Berhane Sebhatu (user link) says:

Ultimate Utility

Hear hear Alfred E. Neuman

It will only be a matter of time when polticians take over the net.

Some good news from ‘The Economist’ is that technology and I personally think the internet has become a utility for the modern world by spreading ideas, which leads to growth to the world economy.

“Technology in its broadest sense—the flow of new ideas—is the only way of getting growth rates up to 5-10% a year, the rate which enables poor countries to catch up with the West.”


Michael Evans (profile) says:

The Internet is Phone's Successor, anyone who thin

The subject pretty much says my opinion flat out. The Internet does for our thinking machines what the phone did for our speaking abilities.

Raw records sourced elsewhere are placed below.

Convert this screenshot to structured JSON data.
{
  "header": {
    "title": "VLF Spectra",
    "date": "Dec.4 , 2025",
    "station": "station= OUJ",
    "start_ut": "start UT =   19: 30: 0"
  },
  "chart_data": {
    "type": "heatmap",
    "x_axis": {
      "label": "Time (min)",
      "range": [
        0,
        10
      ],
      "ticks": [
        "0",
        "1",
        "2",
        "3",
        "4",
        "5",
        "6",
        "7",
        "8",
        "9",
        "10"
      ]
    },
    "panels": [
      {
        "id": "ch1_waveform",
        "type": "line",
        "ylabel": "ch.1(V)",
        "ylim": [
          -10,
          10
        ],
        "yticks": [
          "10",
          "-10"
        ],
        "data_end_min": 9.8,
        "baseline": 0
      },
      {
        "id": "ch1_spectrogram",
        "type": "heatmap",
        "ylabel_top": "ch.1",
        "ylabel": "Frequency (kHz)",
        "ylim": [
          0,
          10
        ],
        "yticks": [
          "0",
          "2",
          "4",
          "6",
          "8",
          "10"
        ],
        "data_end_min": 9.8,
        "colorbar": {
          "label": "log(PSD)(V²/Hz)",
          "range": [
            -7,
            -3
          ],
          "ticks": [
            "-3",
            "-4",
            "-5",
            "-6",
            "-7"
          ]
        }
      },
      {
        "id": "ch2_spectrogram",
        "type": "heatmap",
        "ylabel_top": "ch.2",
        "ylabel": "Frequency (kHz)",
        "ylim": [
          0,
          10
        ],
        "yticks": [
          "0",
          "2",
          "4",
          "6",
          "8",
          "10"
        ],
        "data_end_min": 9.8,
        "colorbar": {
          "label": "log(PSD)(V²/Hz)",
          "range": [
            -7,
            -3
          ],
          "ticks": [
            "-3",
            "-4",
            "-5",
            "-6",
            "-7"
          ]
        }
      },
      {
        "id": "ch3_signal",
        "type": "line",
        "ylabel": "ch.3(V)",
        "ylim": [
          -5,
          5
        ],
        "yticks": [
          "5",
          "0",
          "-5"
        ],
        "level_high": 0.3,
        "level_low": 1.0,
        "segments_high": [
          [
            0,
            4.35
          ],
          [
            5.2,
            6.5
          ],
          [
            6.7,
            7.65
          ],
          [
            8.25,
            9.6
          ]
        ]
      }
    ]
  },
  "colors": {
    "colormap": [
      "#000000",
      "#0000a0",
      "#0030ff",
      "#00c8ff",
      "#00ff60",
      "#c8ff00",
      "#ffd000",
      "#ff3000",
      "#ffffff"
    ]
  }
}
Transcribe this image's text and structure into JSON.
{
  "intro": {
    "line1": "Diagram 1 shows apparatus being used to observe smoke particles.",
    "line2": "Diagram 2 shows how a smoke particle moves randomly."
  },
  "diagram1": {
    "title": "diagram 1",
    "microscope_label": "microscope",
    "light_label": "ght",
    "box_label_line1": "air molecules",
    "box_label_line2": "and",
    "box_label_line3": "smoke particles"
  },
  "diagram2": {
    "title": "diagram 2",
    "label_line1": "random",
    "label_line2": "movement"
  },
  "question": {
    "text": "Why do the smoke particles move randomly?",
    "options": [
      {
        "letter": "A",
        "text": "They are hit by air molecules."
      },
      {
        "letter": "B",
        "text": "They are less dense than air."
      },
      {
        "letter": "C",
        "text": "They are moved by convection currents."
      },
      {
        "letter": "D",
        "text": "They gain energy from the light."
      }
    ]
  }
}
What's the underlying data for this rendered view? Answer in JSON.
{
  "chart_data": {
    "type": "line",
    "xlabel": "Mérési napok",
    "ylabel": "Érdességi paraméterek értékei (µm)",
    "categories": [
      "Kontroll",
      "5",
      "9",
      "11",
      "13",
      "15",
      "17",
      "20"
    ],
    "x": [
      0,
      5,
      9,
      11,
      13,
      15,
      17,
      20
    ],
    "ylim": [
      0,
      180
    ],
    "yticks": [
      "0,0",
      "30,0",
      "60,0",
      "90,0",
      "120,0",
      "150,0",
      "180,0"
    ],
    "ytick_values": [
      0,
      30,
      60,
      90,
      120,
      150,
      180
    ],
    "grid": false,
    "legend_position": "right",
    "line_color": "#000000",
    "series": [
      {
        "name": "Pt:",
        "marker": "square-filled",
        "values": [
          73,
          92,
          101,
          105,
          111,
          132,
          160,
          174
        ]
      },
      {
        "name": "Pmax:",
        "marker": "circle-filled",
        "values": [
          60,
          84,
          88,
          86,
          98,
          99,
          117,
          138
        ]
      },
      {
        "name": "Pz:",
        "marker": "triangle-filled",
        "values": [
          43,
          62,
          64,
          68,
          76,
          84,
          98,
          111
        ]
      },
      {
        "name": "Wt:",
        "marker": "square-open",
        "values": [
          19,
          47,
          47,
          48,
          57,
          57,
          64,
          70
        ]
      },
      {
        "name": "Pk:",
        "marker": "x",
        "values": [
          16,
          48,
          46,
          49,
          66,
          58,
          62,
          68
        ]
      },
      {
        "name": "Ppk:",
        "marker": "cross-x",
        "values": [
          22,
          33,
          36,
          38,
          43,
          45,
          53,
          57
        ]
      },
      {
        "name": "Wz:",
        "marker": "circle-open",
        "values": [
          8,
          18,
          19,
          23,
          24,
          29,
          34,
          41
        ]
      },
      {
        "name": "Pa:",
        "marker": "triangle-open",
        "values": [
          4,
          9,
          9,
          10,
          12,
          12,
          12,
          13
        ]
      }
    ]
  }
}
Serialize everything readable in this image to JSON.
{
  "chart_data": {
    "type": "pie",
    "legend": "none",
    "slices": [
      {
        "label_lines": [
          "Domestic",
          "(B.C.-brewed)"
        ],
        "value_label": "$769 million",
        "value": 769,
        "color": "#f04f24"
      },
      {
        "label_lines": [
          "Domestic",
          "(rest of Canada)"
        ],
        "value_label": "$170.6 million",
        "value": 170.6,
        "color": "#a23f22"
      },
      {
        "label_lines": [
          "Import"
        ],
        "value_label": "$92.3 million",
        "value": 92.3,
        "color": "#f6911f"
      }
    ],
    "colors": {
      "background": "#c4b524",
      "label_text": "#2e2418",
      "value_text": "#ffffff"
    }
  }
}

Except that our thinking machines can send anything from quick notes to whole books, videos, or even the plain old voice communications. Only now the marginal cost of everything is rushing towards zero due to the successful tracking of moore’s law to this point making the thinking machines at every node ever cheaper and ever more efficient at using the tubes of glass connecting them.

It has also because of the very nature of it being an inter-network directly benefited from that same progression making processing and storage at any given leaf node very much larger and less expensive at the same time. Geometrically growing the value of the network. While those same rates of change might not so easily continue, at the very least cost should go a bit lower and there’s at least a bit of very likely progress to be squeezed out of the existing manufacturing processes for all of those parts.

Thus, it already has surpassed phone service as a need. It may not be vital to basic survival in general, but it is vital to being an integrated unit within society. Just look at the trends between POTS, Data services, and Cell phones. Cell phones only win out because they’re so portable and still (often) less expensive then the more powerful thinking machines for network access.